A duecentoundici da casa c’era il campo da tennis, che d’inverno lo chiudevano. Le era caduto un bottone del cappotto, proprio lì davanti, e si era chinata per raccoglierlo. Non si era accorta che lui le stava dietro. L’aveva spinta contro la ringhiera, le era caduto il bottone di mano. Dopo, si era ritrovata con le ginocchia a terra, con lui che la tirava per le braccia. Superato il cancello, aperto e scardinato, le aveva tirato uno sberlone che l’aveva fatta cadere fra la sedia dell’arbitro, quella alta di ferro, e il paletto della rete.

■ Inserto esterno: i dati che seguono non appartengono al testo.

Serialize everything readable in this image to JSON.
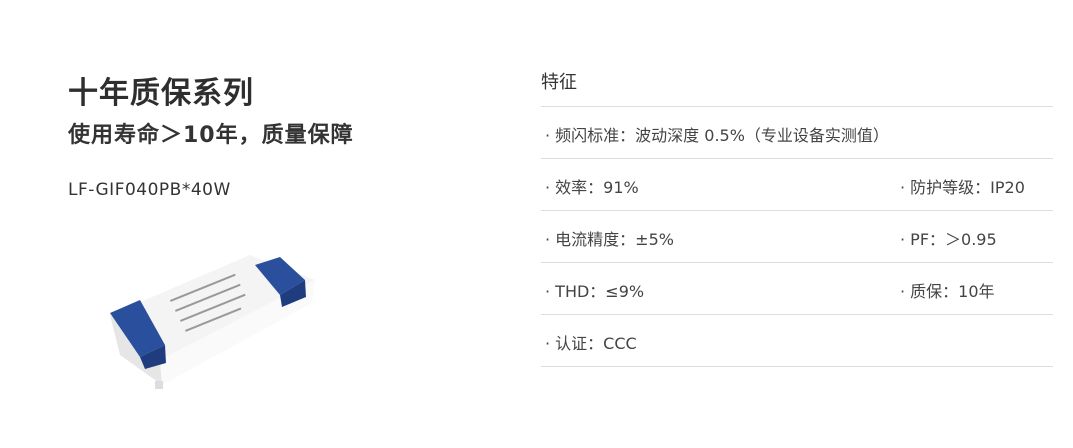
{
  "hero": {
    "title": "十年质保系列",
    "subtitle": "使用寿命＞10年，质量保障",
    "model": "LF-GIF040PB*40W"
  },
  "features": {
    "heading": "特征",
    "rows": [
      [
        "· 频闪标准：波动深度 0.5%（专业设备实测值）",
        ""
      ],
      [
        "· 效率：91%",
        "· 防护等级：IP20"
      ],
      [
        "· 电流精度：±5%",
        "· PF：＞0.95"
      ],
      [
        "· THD：≤9%",
        "· 质保：10年"
      ],
      [
        "· 认证：CCC",
        ""
      ]
    ]
  },
  "colors": {
    "cap_blue": "#2a4f9c",
    "divider": "#dddddd"
  }
}
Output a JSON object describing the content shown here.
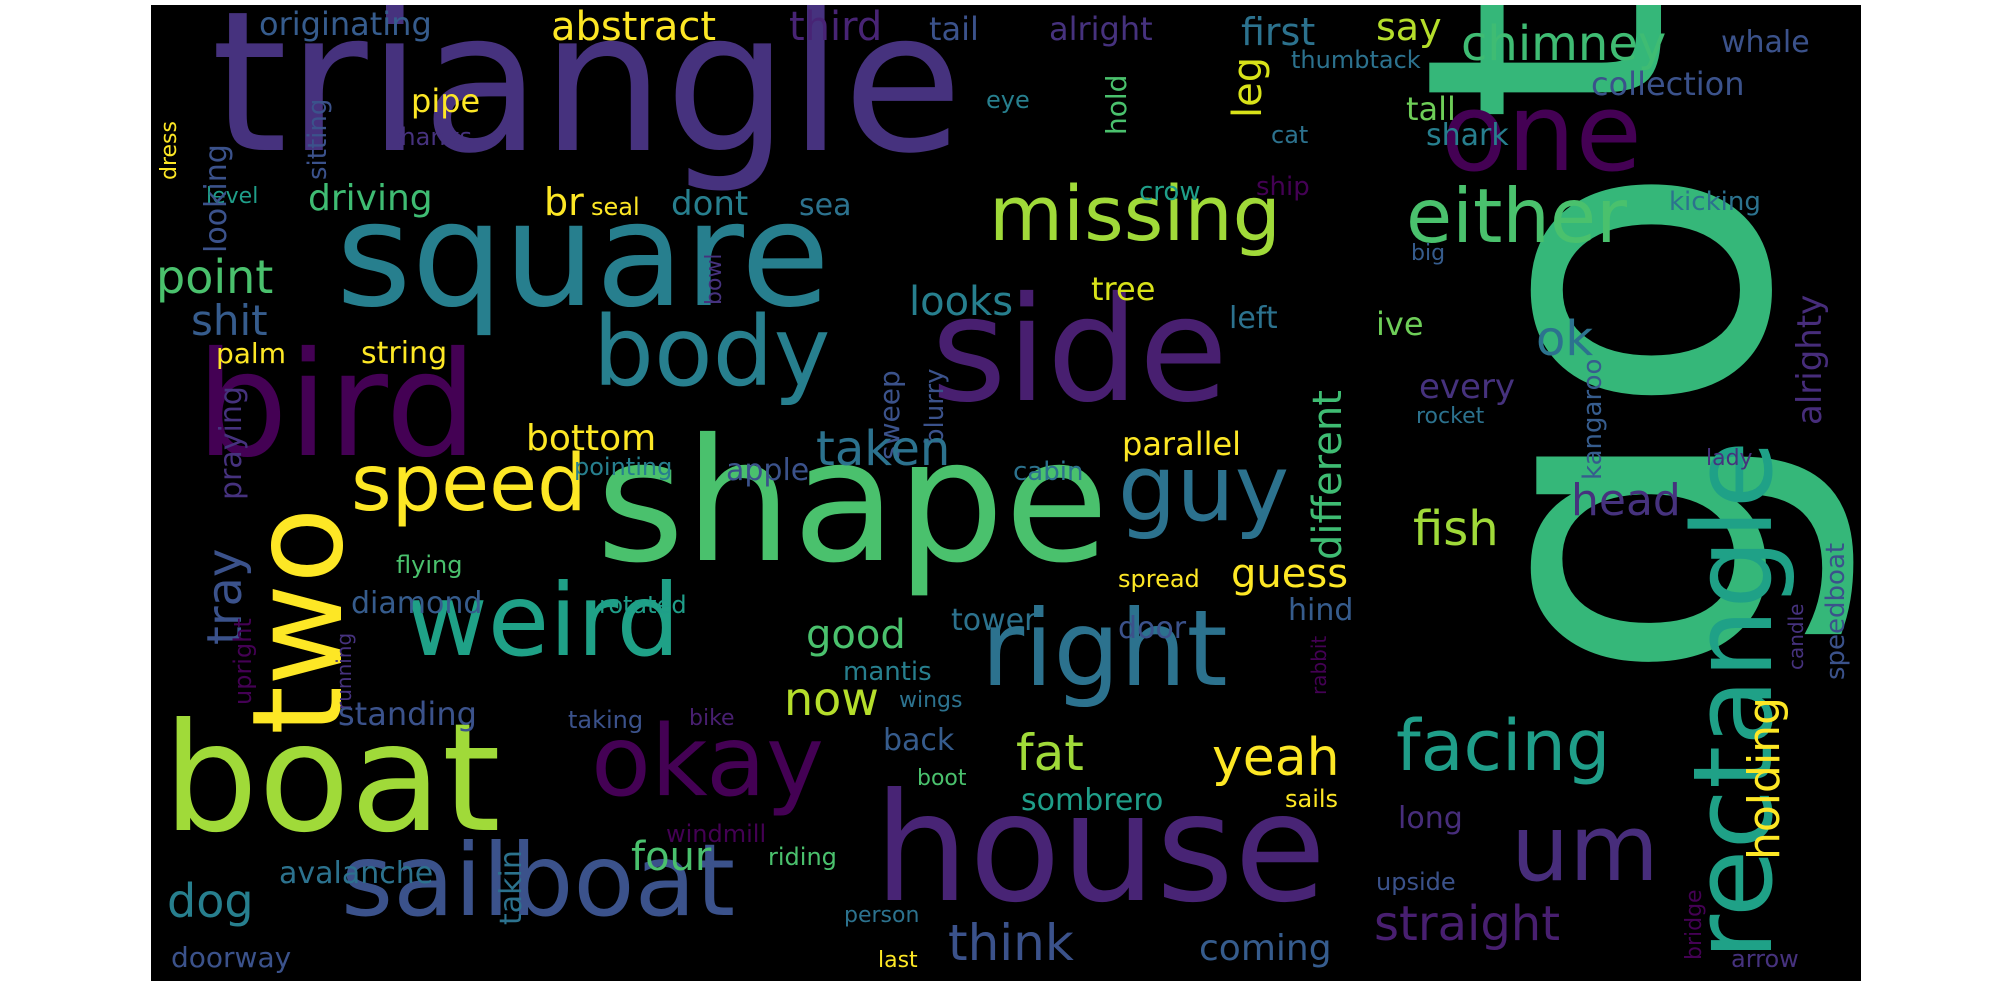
{
  "image_kind": "word cloud",
  "background": "#000000",
  "palette": [
    "#440154",
    "#46327e",
    "#365c8d",
    "#277f8e",
    "#1fa187",
    "#4ac16d",
    "#a0da39",
    "#fde725"
  ],
  "words": [
    {
      "text": "triangle",
      "color": "#46327e"
    },
    {
      "text": "go",
      "color": "#35b779"
    },
    {
      "text": "to",
      "color": "#35b779"
    },
    {
      "text": "square",
      "color": "#277f8e"
    },
    {
      "text": "bird",
      "color": "#440154"
    },
    {
      "text": "shape",
      "color": "#4ac16d"
    },
    {
      "text": "side",
      "color": "#481f70"
    },
    {
      "text": "boat",
      "color": "#a0da39"
    },
    {
      "text": "house",
      "color": "#482475"
    },
    {
      "text": "two",
      "color": "#fde725"
    },
    {
      "text": "weird",
      "color": "#1fa187"
    },
    {
      "text": "right",
      "color": "#2c728e"
    },
    {
      "text": "okay",
      "color": "#440154"
    },
    {
      "text": "sailboat",
      "color": "#3b528b"
    },
    {
      "text": "one",
      "color": "#440154"
    },
    {
      "text": "rectangle",
      "color": "#1fa187"
    },
    {
      "text": "missing",
      "color": "#a0da39"
    },
    {
      "text": "either",
      "color": "#4ac16d"
    },
    {
      "text": "body",
      "color": "#277f8e"
    },
    {
      "text": "guy",
      "color": "#2c728e"
    },
    {
      "text": "um",
      "color": "#472d7b"
    },
    {
      "text": "speed",
      "color": "#fde725"
    },
    {
      "text": "facing",
      "color": "#1f9e89"
    },
    {
      "text": "chimney",
      "color": "#3fbc73"
    },
    {
      "text": "abstract",
      "color": "#fde725"
    },
    {
      "text": "third",
      "color": "#482475"
    },
    {
      "text": "first",
      "color": "#2c728e"
    },
    {
      "text": "originating",
      "color": "#365c8d"
    },
    {
      "text": "tail",
      "color": "#3b528b"
    },
    {
      "text": "alright",
      "color": "#46327e"
    },
    {
      "text": "say",
      "color": "#b5de2b"
    },
    {
      "text": "whale",
      "color": "#3b528b"
    },
    {
      "text": "thumbtack",
      "color": "#2c728e"
    },
    {
      "text": "collection",
      "color": "#3b528b"
    },
    {
      "text": "pipe",
      "color": "#fde725"
    },
    {
      "text": "leg",
      "color": "#d8e219"
    },
    {
      "text": "tall",
      "color": "#6ece58"
    },
    {
      "text": "shark",
      "color": "#277f8e"
    },
    {
      "text": "thanks",
      "color": "#46327e"
    },
    {
      "text": "dress",
      "color": "#fde725"
    },
    {
      "text": "sitting",
      "color": "#3b528b"
    },
    {
      "text": "eye",
      "color": "#277f8e"
    },
    {
      "text": "hold",
      "color": "#4ac16d"
    },
    {
      "text": "cat",
      "color": "#2c728e"
    },
    {
      "text": "driving",
      "color": "#3fbc73"
    },
    {
      "text": "br",
      "color": "#fde725"
    },
    {
      "text": "seal",
      "color": "#fde725"
    },
    {
      "text": "dont",
      "color": "#277f8e"
    },
    {
      "text": "sea",
      "color": "#2c728e"
    },
    {
      "text": "level",
      "color": "#1f9e89"
    },
    {
      "text": "crow",
      "color": "#1f9e89"
    },
    {
      "text": "ship",
      "color": "#440154"
    },
    {
      "text": "kicking",
      "color": "#2c728e"
    },
    {
      "text": "looking",
      "color": "#3b528b"
    },
    {
      "text": "point",
      "color": "#4ac16d"
    },
    {
      "text": "shit",
      "color": "#365c8d"
    },
    {
      "text": "looks",
      "color": "#277f8e"
    },
    {
      "text": "tree",
      "color": "#d8e219"
    },
    {
      "text": "ive",
      "color": "#6ece58"
    },
    {
      "text": "big",
      "color": "#365c8d"
    },
    {
      "text": "alrighty",
      "color": "#472d7b"
    },
    {
      "text": "bowl",
      "color": "#46327e"
    },
    {
      "text": "left",
      "color": "#2c728e"
    },
    {
      "text": "different",
      "color": "#3fbc73"
    },
    {
      "text": "ok",
      "color": "#2c728e"
    },
    {
      "text": "palm",
      "color": "#fde725"
    },
    {
      "text": "string",
      "color": "#fde725"
    },
    {
      "text": "kangaroo",
      "color": "#365c8d"
    },
    {
      "text": "every",
      "color": "#46327e"
    },
    {
      "text": "rocket",
      "color": "#2c728e"
    },
    {
      "text": "praying",
      "color": "#46327e"
    },
    {
      "text": "sweep",
      "color": "#3b528b"
    },
    {
      "text": "blurry",
      "color": "#3b528b"
    },
    {
      "text": "bottom",
      "color": "#fde725"
    },
    {
      "text": "taken",
      "color": "#2c728e"
    },
    {
      "text": "parallel",
      "color": "#fde725"
    },
    {
      "text": "lady",
      "color": "#46327e"
    },
    {
      "text": "pointing",
      "color": "#277f8e"
    },
    {
      "text": "apple",
      "color": "#3b528b"
    },
    {
      "text": "cabin",
      "color": "#2c728e"
    },
    {
      "text": "head",
      "color": "#46327e"
    },
    {
      "text": "fish",
      "color": "#a0da39"
    },
    {
      "text": "tray",
      "color": "#3b528b"
    },
    {
      "text": "flying",
      "color": "#4ac16d"
    },
    {
      "text": "guess",
      "color": "#fde725"
    },
    {
      "text": "spread",
      "color": "#fde725"
    },
    {
      "text": "candle",
      "color": "#46327e"
    },
    {
      "text": "speedboat",
      "color": "#3b528b"
    },
    {
      "text": "diamond",
      "color": "#365c8d"
    },
    {
      "text": "rotated",
      "color": "#1f9e89"
    },
    {
      "text": "hind",
      "color": "#365c8d"
    },
    {
      "text": "upright",
      "color": "#440154"
    },
    {
      "text": "running",
      "color": "#46327e"
    },
    {
      "text": "good",
      "color": "#4ac16d"
    },
    {
      "text": "tower",
      "color": "#2c728e"
    },
    {
      "text": "door",
      "color": "#3b528b"
    },
    {
      "text": "rabbit",
      "color": "#440154"
    },
    {
      "text": "mantis",
      "color": "#277f8e"
    },
    {
      "text": "holding",
      "color": "#fde725"
    },
    {
      "text": "now",
      "color": "#b5de2b"
    },
    {
      "text": "wings",
      "color": "#2c728e"
    },
    {
      "text": "standing",
      "color": "#3b528b"
    },
    {
      "text": "taking",
      "color": "#3b528b"
    },
    {
      "text": "bike",
      "color": "#481f70"
    },
    {
      "text": "fat",
      "color": "#a0da39"
    },
    {
      "text": "yeah",
      "color": "#fde725"
    },
    {
      "text": "back",
      "color": "#365c8d"
    },
    {
      "text": "boot",
      "color": "#4ac16d"
    },
    {
      "text": "sombrero",
      "color": "#1f9e89"
    },
    {
      "text": "sails",
      "color": "#fde725"
    },
    {
      "text": "windmill",
      "color": "#440154"
    },
    {
      "text": "long",
      "color": "#472d7b"
    },
    {
      "text": "four",
      "color": "#4ac16d"
    },
    {
      "text": "riding",
      "color": "#4ac16d"
    },
    {
      "text": "avalanche",
      "color": "#2c728e"
    },
    {
      "text": "dog",
      "color": "#277f8e"
    },
    {
      "text": "takin",
      "color": "#2c728e"
    },
    {
      "text": "upside",
      "color": "#3b528b"
    },
    {
      "text": "bridge",
      "color": "#440154"
    },
    {
      "text": "straight",
      "color": "#481f70"
    },
    {
      "text": "person",
      "color": "#2c728e"
    },
    {
      "text": "think",
      "color": "#3b528b"
    },
    {
      "text": "coming",
      "color": "#365c8d"
    },
    {
      "text": "doorway",
      "color": "#3b528b"
    },
    {
      "text": "last",
      "color": "#fde725"
    },
    {
      "text": "arrow",
      "color": "#46327e"
    }
  ]
}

Una macchia rosso scuro era sbocciata sul davanti del cappotto chiuso e si era allargata sul bianco della neve tutto intorno. Le teneva i polsi pressati a terra, li sentiva raschiare mentre lui cercava il portafoglio in borsa. Si era messa a contare, così, per abitudine. Al ventisette le era arrivato un altro schiaffo e le aveva mollato i polsi. Al trecentoquarantasette, ancora distesa, fra un numero e l’altro le era venuto in mente che si era truccata. Che non aveva fatto il secondo giro per controllare. Che le era caduto il bottone. Se l’era proprio cercata, quel giorno.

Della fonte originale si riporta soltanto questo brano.